14 DAY TRIAL // A finding by Hackers of NY reveals that boarding passes issued by Delta can be hacked to get someone else’s ticket, even on a different airline. No joke.
In what can be viewed as a spoofing flaw, “On Delta, you can change the URL of your boarding pass and get someone else’s boarding pass,” reports Dani Grant, of Hackers of NY. “Even if they’re on a different airline,” adds Grant, while showing the screenshots above.
Easy to exploit and mess with
According to the hacker, you can check in as someone else and even change the seat if you feel like it. Delta has issued a prompt response via email, addressing affected customers directly. The airline’s apologetic letter confirms that there is indeed a flaw in the system, but one that can be easily rectified.

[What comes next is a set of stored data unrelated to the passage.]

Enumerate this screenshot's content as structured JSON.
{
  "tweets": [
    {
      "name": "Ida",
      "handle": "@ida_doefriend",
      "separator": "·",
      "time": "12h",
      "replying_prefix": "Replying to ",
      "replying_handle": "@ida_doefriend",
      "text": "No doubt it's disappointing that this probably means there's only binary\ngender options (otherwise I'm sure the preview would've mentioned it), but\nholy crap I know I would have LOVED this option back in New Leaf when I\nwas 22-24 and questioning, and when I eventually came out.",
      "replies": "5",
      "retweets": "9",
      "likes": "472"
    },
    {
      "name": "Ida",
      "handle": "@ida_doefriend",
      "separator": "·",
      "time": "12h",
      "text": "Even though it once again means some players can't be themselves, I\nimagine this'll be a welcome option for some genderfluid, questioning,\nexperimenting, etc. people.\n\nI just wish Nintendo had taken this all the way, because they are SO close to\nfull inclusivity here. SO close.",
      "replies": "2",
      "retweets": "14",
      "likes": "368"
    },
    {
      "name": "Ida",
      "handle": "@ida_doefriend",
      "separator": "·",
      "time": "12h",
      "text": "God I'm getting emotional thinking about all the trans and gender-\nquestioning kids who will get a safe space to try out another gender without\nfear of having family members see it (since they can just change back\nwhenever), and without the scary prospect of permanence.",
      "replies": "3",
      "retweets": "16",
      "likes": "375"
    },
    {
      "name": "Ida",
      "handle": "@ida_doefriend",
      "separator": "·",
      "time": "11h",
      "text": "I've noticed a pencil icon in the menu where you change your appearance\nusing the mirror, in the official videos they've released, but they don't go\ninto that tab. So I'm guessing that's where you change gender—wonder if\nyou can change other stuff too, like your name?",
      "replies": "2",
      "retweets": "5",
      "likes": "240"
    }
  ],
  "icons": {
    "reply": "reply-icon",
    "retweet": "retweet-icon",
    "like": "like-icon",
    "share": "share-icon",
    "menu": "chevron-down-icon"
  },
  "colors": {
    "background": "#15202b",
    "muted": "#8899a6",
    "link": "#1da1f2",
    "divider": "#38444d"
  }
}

The email shown by Grant appears to be the result of a test on their behalf to see if the hackers were indeed right about the problem. A proof-of-concept, as these practices are called in IT circles. It may well be that no real customers have been affected by the hack so far, but the vulnerability is there, nonetheless. The email reads:
“Thanks for your email letting us know about your travel experience flying on December 12. I’m truly sorry to learn about your unfortunate online experience and wish to address your concern. Using our website should be convenient and make your travel easier. I certainly understand how insecure you must have felt due to the unpleasant incident you experienced while trying to view and print boarding pass from our web site. We want to surpass your expectations in each and every possible way. I sincerely apologize, your experience was to the contrary.”
Delta’s representative, named Vincent M. Keit, also promises to forward the complaint to Delta’s Online Customer Support Desk Team for further analysis.
Bug not in iOS
As you might have already guessed, the flaw isn’t found in Apple’s operating system, despite being able to affect boarding passes found in the Passbook app on iOS 7 and iOS 8 devices.
The flaw is inherent to Delta’s backend, and the airline has yet to confirm whether or not it has been able to address the issue since the time it was reported to them.
It is worth noting that this is at least the third case of Passbook hacking reported this year alone, so it might be a good idea to put convenience aside and just head to your terminal with a paper ticket in your hand.